São do seguinte teor as conclusões, formuladas na motivação do recurso, interposto pelo arguido: (a) O Ministério Público acusou A... , imputando-lhe a prática, como autor material e na forma consumada, de um crime de violência doméstica, previsto e punido pelo artigo 152º , nº 1º b) do Código Penal.

(b) O Relatório Social realizado por ordem do Tribunal é insuficiente e não permite conhecer as vivências, quer do Arguido A... , quer da Ofendida E... .

(c) O Tribunal a quo nunca ouviu o arguido, sobre os factos ocorridos, e nesse propósito não podia e nem devia, salvo o devido respeito por melhor opinião contrária, condenar o arguido numa pena de prisão efectiva, mediante um juízo de prognose desfavorável baseado, apenas e só, nas declarações da assistente E... , de sua mãe e irmão, no relatório social do arguido e no passado penal deste.

(d) O Tribunal a quo deu início à audiência sem ter tomado as medidas necessárias e legalmente admissíveis para obter a comparência do Arguido, uma vez que a realização da audiência contende com o exercício pleno do direito de defesa do Arguido e o princípio da procura da verdade material que se impõe ao julgador, pelo que, tendo-se realizado a audiência de julgamento do Arguido - do qual saiu condenado - na sua ausência, apesar de não estar notificado da data da audiência, sendo obrigatória a sua presença, é nula a audiência de julgamento efectuada na ausência do Arguido sem que o Tribunal tenha tomado todas as medidas necessárias e legalmente admissíveis para obter a sua comparência, o que se invoca, com as legais consequências - cfr. artigo 122º, nºs 1 e 2, CPP.

(e) Efectuado o julgamento, o Tribunal a quo condenou o Arguido A... , como autor material e na forma consumada, de um crime de violência doméstica, previsto e punido pelo artigo 152º, nº 1º b) do Código Penal, na pena de 2 (dois) anos de prisão efectiva.

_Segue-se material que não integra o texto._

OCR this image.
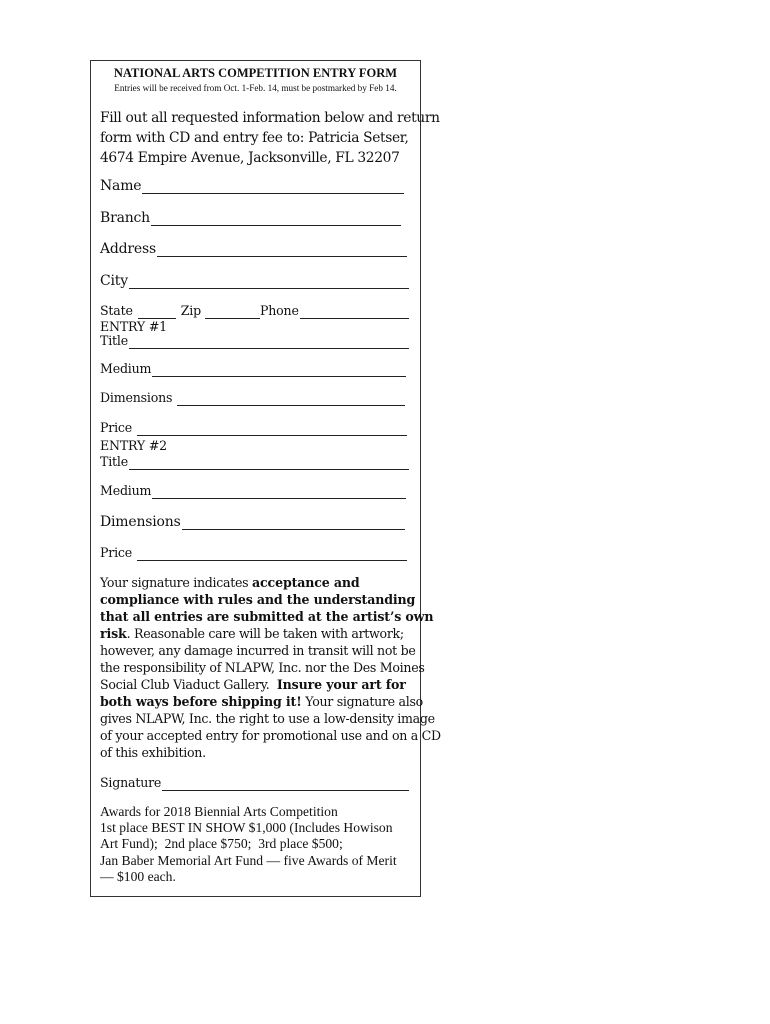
NATIONAL ARTS COMPETITION ENTRY FORM
Entries will be received from Oct. 1-Feb. 14, must be postmarked by Feb 14.
Fill out all requested information below and return
form with CD and entry fee to: Patricia Setser,
4674 Empire Avenue, Jacksonville, FL 32207
Name
Branch
Address
City
State	Zip	Phone
ENTRY #1
Title
Medium
Dimensions
Price
ENTRY #2
Title
Medium
Dimensions
Price
Your signature indicates acceptance and
compliance with rules and the understanding
that all entries are submitted at the artist’s own
risk. Reasonable care will be taken with artwork;
however, any damage incurred in transit will not be
the responsibility of NLAPW, Inc. nor the Des Moines
Social Club Viaduct Gallery.  Insure your art for
both ways before shipping it! Your signature also
gives NLAPW, Inc. the right to use a low-density image
of your accepted entry for promotional use and on a CD
of this exhibition.
Signature
Awards for 2018 Biennial Arts Competition
1st place BEST IN SHOW $1,000 (Includes Howison
Art Fund);  2nd place $750;  3rd place $500;
Jan Baber Memorial Art Fund — five Awards of Merit
— $100 each.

(f) Impugna-se a decisão do Tribunal a quo na medida em que o Arguido entende que houve insuficiência para a decisão da matéria de facto provada, contradição entre os factos provados e não provados e erro na apreciação da prova produzida (artigo 410, nº2, al.s a), b) e c), CPP) - da prova produzida não resulta a existência de uma relação de namoro, uma relação amorosa pois, para poder concluir-se pela existência de uma relação de namoro, é necessário que a eventual relação de índole amorosa seja estável e constitua o desenvolvimento de um projecto comum de vida do casal, exigindo-se uma relação próxima do ambiente familiar com sentimentos de afectividade, convivência, confiança, conhecimento mútuos, actos de intimidade, partilha da vida em comum e cooperação mútua.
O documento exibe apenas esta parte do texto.